When you have clear policies about data handling, model evaluation criteria, cost thresholds, and quality standards, switching models is a governed process with known checkpoints. Without those guardrails, every model change is an ad hoc risk assessment that requires executive sign-off and weeks of manual testing.

The organisations that will thrive in the commoditised super-intelligence era aren't the ones that pick the right model. They're the ones that build the infrastructure to continuously evaluate, route, and govern across multiple models, treating that infrastructure as a core product capability, not an operational overhead.
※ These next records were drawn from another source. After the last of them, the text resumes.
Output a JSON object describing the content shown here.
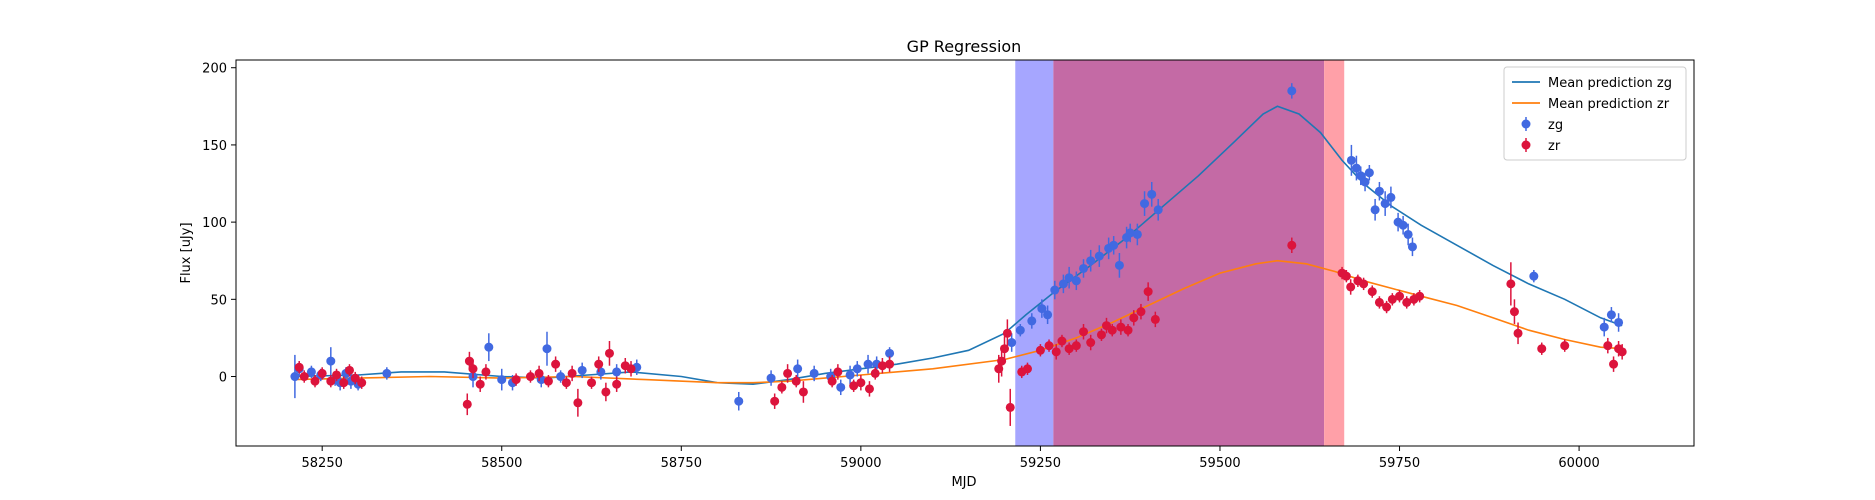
{
  "chart_data": {
    "type": "scatter",
    "title": "GP Regression",
    "xlabel": "MJD",
    "ylabel": "Flux [uJy]",
    "xlim": [
      58130,
      60160
    ],
    "ylim": [
      -45,
      205
    ],
    "xticks": [
      58250,
      58500,
      58750,
      59000,
      59250,
      59500,
      59750,
      60000
    ],
    "yticks": [
      0,
      50,
      100,
      150,
      200
    ],
    "grid": false,
    "legend_position": "top-right",
    "colors": {
      "zg_points": "#4169e1",
      "zr_points": "#dc143c",
      "zg_mean": "#1f77b4",
      "zr_mean": "#ff7f0e",
      "band_blue": "#a6a6ff",
      "band_purple": "#c46aa5",
      "band_red": "#ffa0a8"
    },
    "shaded_regions": [
      {
        "x0": 59215,
        "x1": 59268,
        "color": "#a6a6ff"
      },
      {
        "x0": 59268,
        "x1": 59645,
        "color": "#c46aa5"
      },
      {
        "x0": 59645,
        "x1": 59673,
        "color": "#ffa0a8"
      }
    ],
    "legend": [
      {
        "label": "Mean prediction zg",
        "kind": "line",
        "color": "#1f77b4"
      },
      {
        "label": "Mean prediction zr",
        "kind": "line",
        "color": "#ff7f0e"
      },
      {
        "label": "zg",
        "kind": "errorbar",
        "color": "#4169e1"
      },
      {
        "label": "zr",
        "kind": "errorbar",
        "color": "#dc143c"
      }
    ],
    "series": [
      {
        "name": "Mean prediction zg",
        "kind": "line",
        "color": "#1f77b4",
        "x": [
          58210,
          58300,
          58360,
          58420,
          58500,
          58560,
          58620,
          58680,
          58750,
          58800,
          58850,
          58900,
          58950,
          59000,
          59050,
          59100,
          59150,
          59200,
          59230,
          59270,
          59320,
          59370,
          59420,
          59470,
          59520,
          59560,
          59580,
          59610,
          59640,
          59670,
          59700,
          59740,
          59780,
          59830,
          59880,
          59930,
          59980,
          60030,
          60060
        ],
        "y": [
          0,
          1,
          3,
          3,
          0,
          -1,
          1,
          3,
          0,
          -4,
          -5,
          -2,
          2,
          5,
          8,
          12,
          17,
          28,
          40,
          55,
          72,
          90,
          110,
          130,
          152,
          170,
          175,
          170,
          158,
          140,
          125,
          110,
          98,
          85,
          72,
          60,
          50,
          38,
          33
        ]
      },
      {
        "name": "Mean prediction zr",
        "kind": "line",
        "color": "#ff7f0e",
        "x": [
          58210,
          58300,
          58400,
          58500,
          58600,
          58700,
          58800,
          58850,
          58900,
          58950,
          59000,
          59100,
          59200,
          59250,
          59300,
          59350,
          59400,
          59450,
          59500,
          59550,
          59580,
          59620,
          59660,
          59700,
          59740,
          59780,
          59830,
          59880,
          59930,
          59980,
          60030,
          60060
        ],
        "y": [
          -2,
          -1,
          0,
          -1,
          0,
          -2,
          -4,
          -4,
          -3,
          -1,
          1,
          5,
          11,
          17,
          25,
          35,
          46,
          57,
          67,
          73,
          75,
          73,
          68,
          62,
          57,
          52,
          46,
          38,
          30,
          24,
          19,
          18
        ]
      },
      {
        "name": "zg",
        "kind": "errorbar",
        "color": "#4169e1",
        "x": [
          58212,
          58218,
          58235,
          58248,
          58262,
          58268,
          58275,
          58283,
          58290,
          58300,
          58340,
          58460,
          58482,
          58500,
          58515,
          58555,
          58563,
          58582,
          58612,
          58638,
          58660,
          58688,
          58830,
          58875,
          58912,
          58935,
          58958,
          58972,
          58985,
          58995,
          59010,
          59022,
          59040,
          59210,
          59222,
          59238,
          59252,
          59260,
          59270,
          59282,
          59290,
          59300,
          59310,
          59320,
          59332,
          59345,
          59352,
          59360,
          59370,
          59375,
          59385,
          59395,
          59405,
          59414,
          59600,
          59683,
          59690,
          59696,
          59702,
          59708,
          59716,
          59722,
          59730,
          59738,
          59748,
          59755,
          59762,
          59768,
          59937,
          60035,
          60045,
          60055
        ],
        "y": [
          0,
          5,
          3,
          1,
          10,
          -2,
          -4,
          2,
          -3,
          -5,
          2,
          0,
          19,
          -2,
          -4,
          -2,
          18,
          0,
          4,
          3,
          3,
          6,
          -16,
          -1,
          5,
          2,
          0,
          -7,
          1,
          5,
          8,
          8,
          15,
          22,
          30,
          36,
          44,
          40,
          56,
          60,
          64,
          62,
          70,
          75,
          78,
          83,
          85,
          72,
          90,
          93,
          92,
          112,
          118,
          108,
          185,
          140,
          135,
          130,
          126,
          132,
          108,
          120,
          112,
          116,
          100,
          98,
          92,
          84,
          65,
          32,
          40,
          35
        ],
        "err": [
          14,
          5,
          4,
          4,
          9,
          4,
          5,
          4,
          5,
          4,
          4,
          7,
          9,
          7,
          5,
          5,
          11,
          4,
          5,
          5,
          5,
          5,
          6,
          5,
          6,
          5,
          5,
          5,
          6,
          5,
          6,
          5,
          4,
          6,
          4,
          5,
          6,
          6,
          6,
          6,
          7,
          6,
          6,
          7,
          7,
          7,
          6,
          8,
          7,
          6,
          7,
          8,
          8,
          7,
          5,
          10,
          8,
          6,
          6,
          5,
          7,
          6,
          8,
          7,
          6,
          6,
          7,
          6,
          4,
          6,
          5,
          6
        ]
      },
      {
        "name": "zr",
        "kind": "errorbar",
        "color": "#dc143c",
        "x": [
          58218,
          58225,
          58240,
          58250,
          58262,
          58270,
          58280,
          58288,
          58296,
          58305,
          58452,
          58455,
          58460,
          58470,
          58478,
          58520,
          58540,
          58552,
          58565,
          58575,
          58590,
          58598,
          58606,
          58625,
          58635,
          58645,
          58650,
          58660,
          58672,
          58680,
          58880,
          58890,
          58898,
          58910,
          58920,
          58960,
          58968,
          58990,
          59000,
          59012,
          59020,
          59030,
          59040,
          59192,
          59196,
          59200,
          59204,
          59208,
          59224,
          59232,
          59250,
          59262,
          59272,
          59280,
          59290,
          59300,
          59310,
          59320,
          59335,
          59342,
          59350,
          59362,
          59372,
          59380,
          59390,
          59400,
          59410,
          59600,
          59670,
          59676,
          59682,
          59692,
          59700,
          59712,
          59722,
          59732,
          59740,
          59750,
          59760,
          59770,
          59778,
          59905,
          59910,
          59915,
          59948,
          59980,
          60040,
          60048,
          60055,
          60060
        ],
        "y": [
          6,
          0,
          -3,
          2,
          -3,
          1,
          -4,
          4,
          -1,
          -4,
          -18,
          10,
          5,
          -5,
          3,
          -2,
          0,
          2,
          -3,
          8,
          -4,
          2,
          -17,
          -4,
          8,
          -10,
          15,
          -5,
          7,
          5,
          -16,
          -7,
          2,
          -3,
          -10,
          -3,
          3,
          -6,
          -4,
          -8,
          2,
          7,
          8,
          5,
          10,
          18,
          28,
          -20,
          3,
          5,
          17,
          20,
          16,
          23,
          18,
          20,
          29,
          22,
          27,
          33,
          30,
          32,
          30,
          38,
          42,
          55,
          37,
          85,
          67,
          65,
          58,
          62,
          60,
          55,
          48,
          45,
          50,
          52,
          48,
          50,
          52,
          60,
          42,
          28,
          18,
          20,
          20,
          8,
          18,
          16
        ],
        "err": [
          4,
          4,
          4,
          4,
          4,
          4,
          4,
          4,
          4,
          4,
          7,
          6,
          6,
          5,
          5,
          4,
          4,
          5,
          4,
          5,
          4,
          5,
          9,
          4,
          5,
          6,
          8,
          5,
          5,
          5,
          5,
          4,
          6,
          4,
          7,
          4,
          5,
          4,
          5,
          5,
          4,
          5,
          5,
          9,
          10,
          8,
          9,
          12,
          4,
          4,
          4,
          4,
          5,
          4,
          4,
          4,
          5,
          5,
          4,
          5,
          4,
          5,
          4,
          5,
          5,
          6,
          5,
          5,
          4,
          4,
          5,
          4,
          4,
          4,
          4,
          4,
          4,
          4,
          4,
          4,
          4,
          14,
          8,
          7,
          4,
          4,
          5,
          5,
          5,
          5
        ]
      }
    ]
  }
}
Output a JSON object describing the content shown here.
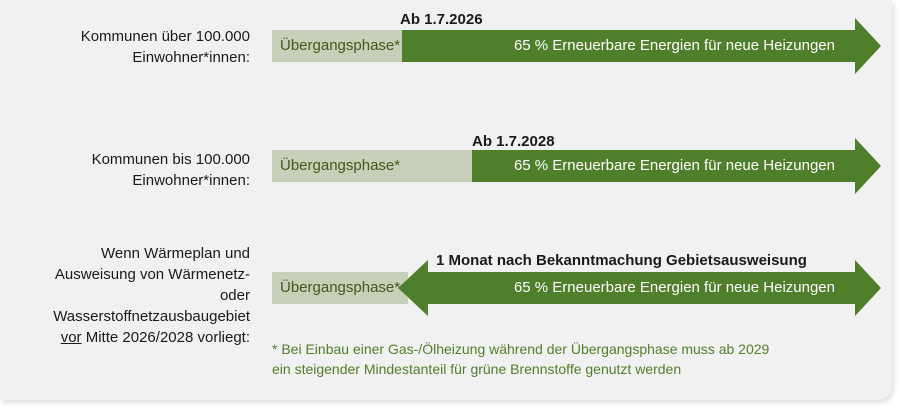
{
  "colors": {
    "transition": "#c6cfb8",
    "green": "#4f7f2a",
    "text": "#1a1a1a",
    "footnote": "#4f7f2a",
    "background": "#f1f1f1"
  },
  "rows": [
    {
      "label_line1": "Kommunen über 100.000",
      "label_line2": "Einwohner*innen:",
      "date": "Ab 1.7.2026",
      "transition_label": "Übergangsphase*",
      "green_label": "65 % Erneuerbare Energien für neue Heizungen"
    },
    {
      "label_line1": "Kommunen bis 100.000",
      "label_line2": "Einwohner*innen:",
      "date": "Ab 1.7.2028",
      "transition_label": "Übergangsphase*",
      "green_label": "65 % Erneuerbare Energien für neue Heizungen"
    },
    {
      "label_line1": "Wenn Wärmeplan und",
      "label_line2": "Ausweisung von Wärmenetz-",
      "label_line3": "oder Wasserstoffnetzausbaugebiet",
      "label_line4_underlined": "vor",
      "label_line4_rest": " Mitte 2026/2028 vorliegt:",
      "date": "1 Monat nach Bekanntmachung Gebietsausweisung",
      "transition_label": "Übergangsphase*",
      "green_label": "65 % Erneuerbare Energien für neue Heizungen"
    }
  ],
  "footnote": {
    "line1": "* Bei Einbau einer Gas-/Ölheizung während der Übergangsphase muss ab 2029",
    "line2": "ein steigender Mindestanteil für grüne Brennstoffe genutzt werden"
  }
}
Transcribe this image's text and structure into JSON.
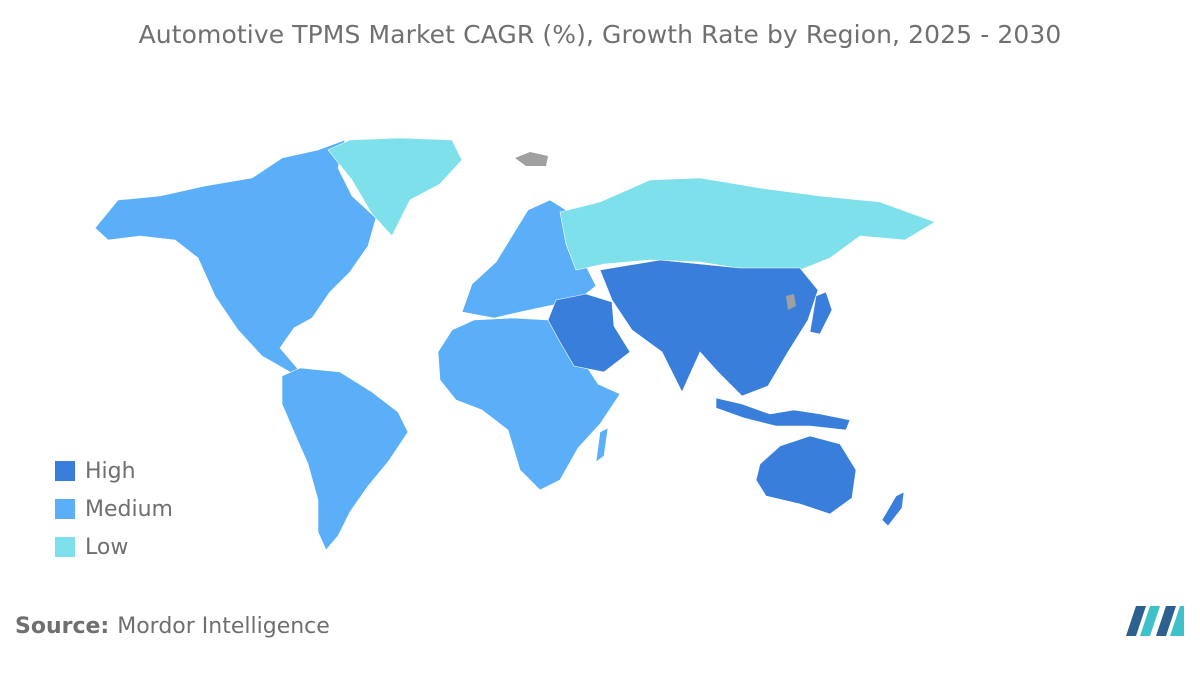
{
  "title": "Automotive TPMS Market CAGR (%), Growth Rate by Region, 2025 - 2030",
  "legend": [
    {
      "label": "High",
      "color": "#3a7edc"
    },
    {
      "label": "Medium",
      "color": "#5aaff8"
    },
    {
      "label": "Low",
      "color": "#7de0ea"
    }
  ],
  "no_data_color": "#a0a0a0",
  "source": {
    "label": "Source:",
    "value": "Mordor Intelligence"
  },
  "logo": {
    "name": "mordor-intelligence-logo",
    "colors": [
      "#2d5f8f",
      "#3fc1c9"
    ]
  },
  "regions": [
    {
      "name": "North America",
      "level": "Medium"
    },
    {
      "name": "Greenland",
      "level": "Low"
    },
    {
      "name": "South America",
      "level": "Medium"
    },
    {
      "name": "Europe",
      "level": "Medium"
    },
    {
      "name": "Africa",
      "level": "Medium"
    },
    {
      "name": "Russia",
      "level": "Low"
    },
    {
      "name": "Middle East",
      "level": "High"
    },
    {
      "name": "Asia",
      "level": "High"
    },
    {
      "name": "Australia and New Zealand",
      "level": "High"
    }
  ]
}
The model race is fun to watch. But the product builders who win won't be the ones cheering from the sidelines. They'll be the ones who built the system that doesn't care who's leading.

Key takeaways

The gap between top models is narrowing on aggregate benchmarks, but their specialisations are diverging: Gemini 3 Pro edges out GPT-5.2 on Tier 4 FrontierMath problems (18.8% vs 14.6%), while OpenAI wins generalist categories and Claude leads on reasoning and coding.
Hard-coding prompts to a specific model version is technical debt. By the time you ship, the leaderboard will have flipped, and migration cost is enormous when every prompt assumes a specific model's behaviour.
The real competitive advantage is the routing layer, which encodes domain-specific understanding of cost-quality-latency tradeoffs, and the eval framework, which validates output quality regardless of which model produced it.
Teams with robust eval infrastructure can run a new model through their suite in hours and make data-driven adoption decisions, while teams without evals face weeks of manual testing for every model upgrade.

Frequently Asked Questions

Isn't multi-model orchestration over-engineering for most teams?

It depends on your scale and rate of change. If you're running a single AI feature with stable requirements, a single model might be fine, for now. But if you're building multiple AI features, operating in an environment where cost matters, or planning to iterate quickly, the routing abstraction pays for itself almost immediately. What matters isn't whether you need it today, but how painful migration will be when you need it tomorrow.

How do you build internal evals without a dedicated ML team?

Start with your existing quality criteria. What does "good output" look like for your specific use case? Write those criteria down as test cases. You don't need a sophisticated ML evaluation pipeline on day one. You need a structured set of inputs, expected outputs, and pass/fail criteria that you can run against any model. Frameworks like Langfuse, Braintrust, or even a well-organised spreadsheet can get you started. Sophistication comes later. The habit of evaluating comes first.

Should we wait for the model race to stabilise before investing in AI?

No. The model race isn't going to stabilise. It's going to accelerate. Waiting for a "winner" means waiting indefinitely. The right investment is in the infrastructure that makes you model-agnostic: routing, evals, and governance. Those investments appreciate in value as the model race intensifies, because they're what allow you to capture the improvements without the migration tax.